Впрочем, замечательного немного было в афишке: давалась драма г-на Коцебу, в которой Роллу играл г-н Поплёвкин, Кору – девица Зяблова, прочие лица были и того менее замечательны; однако же он прочел их всех, добрался даже до цены партера и узнал, что афиша была напечатана в типографии губернского правления, потом переворотил на другую сторону – узнать, нет ли и там чего-нибудь, но, не нашедши ничего, протер глаза, свернул опрятно и положил в свой ларчик, куда имел обыкновение складывать всё, что ни попадалось. День, кажется, был заключен порцией холодной телятины, бутылкою кислых щей и крепким сном во всю насосную завертку, как выражаются в иных местах обширного русского государства.
Весь следующий день посвящен был визитам; приезжий отправился делать визиты всем городским сановникам.

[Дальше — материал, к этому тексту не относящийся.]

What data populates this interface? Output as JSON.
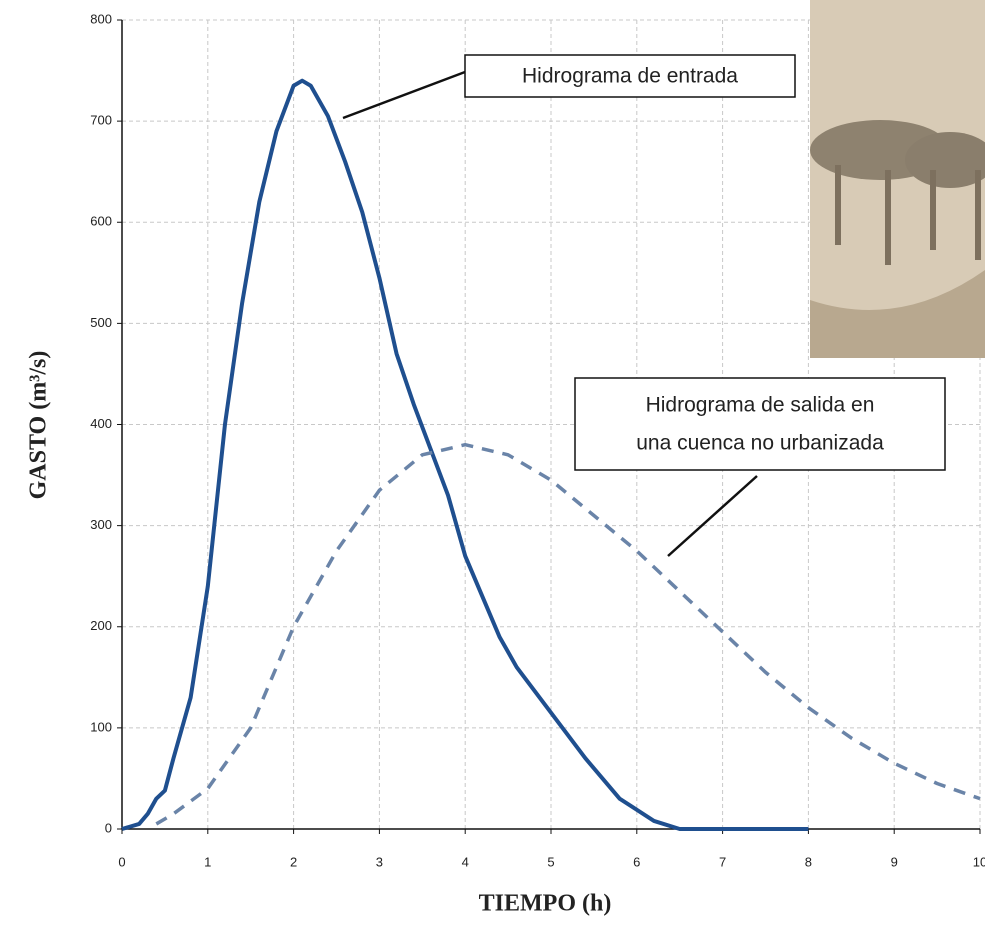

Был с почтением у губернатора, который, как оказалось, подобно Чичикову, был ни толст, ни тонок собой, имел на шее Анну, и поговаривали даже, что был представлен к звезде; впрочем, был большой добряк и даже сам вышивал иногда по тюлю. Потом отправился к вице-губернатору, потом был у прокурора, у председателя палаты, у полицеймейстера, у откупщика, у начальника над казенными фабриками… жаль, что несколько трудно упомнить всех сильных мира сего; но довольно сказать, что приезжий оказал необыкновенную деятельность насчет визитов: он явился даже засвидетельствовать почтение инспектору врачебной управы и городскому архитектору. И потом еще долго сидел в бричке, придумывая, кому бы еще отдать визит, да уж больше в городе не нашлось чиновников. В разговорах с сими властителями он очень искусно умел польстить каждому. Губернатору намекнул как-то вскользь, что в его губернию въезжаешь, как в рай, дороги везде бархатные, и что те правительства, которые назначают мудрых сановников, достойны большой похвалы. Полицеймейстеру сказал что-то очень лестное насчет городских буточников; а в разговорах с вице-губернатором и председателем палаты, которые были еще только статские советники, сказал даже ошибкою два раза «ваше превосходительство», что очень им понравилось. Следствием этого было то, что губернатор сделал ему приглашение пожаловать к нему того же дня на домашнюю вечеринку, прочие чиновники тоже, с своей стороны, кто на обед, кто на бостончик, кто на чашку чаю.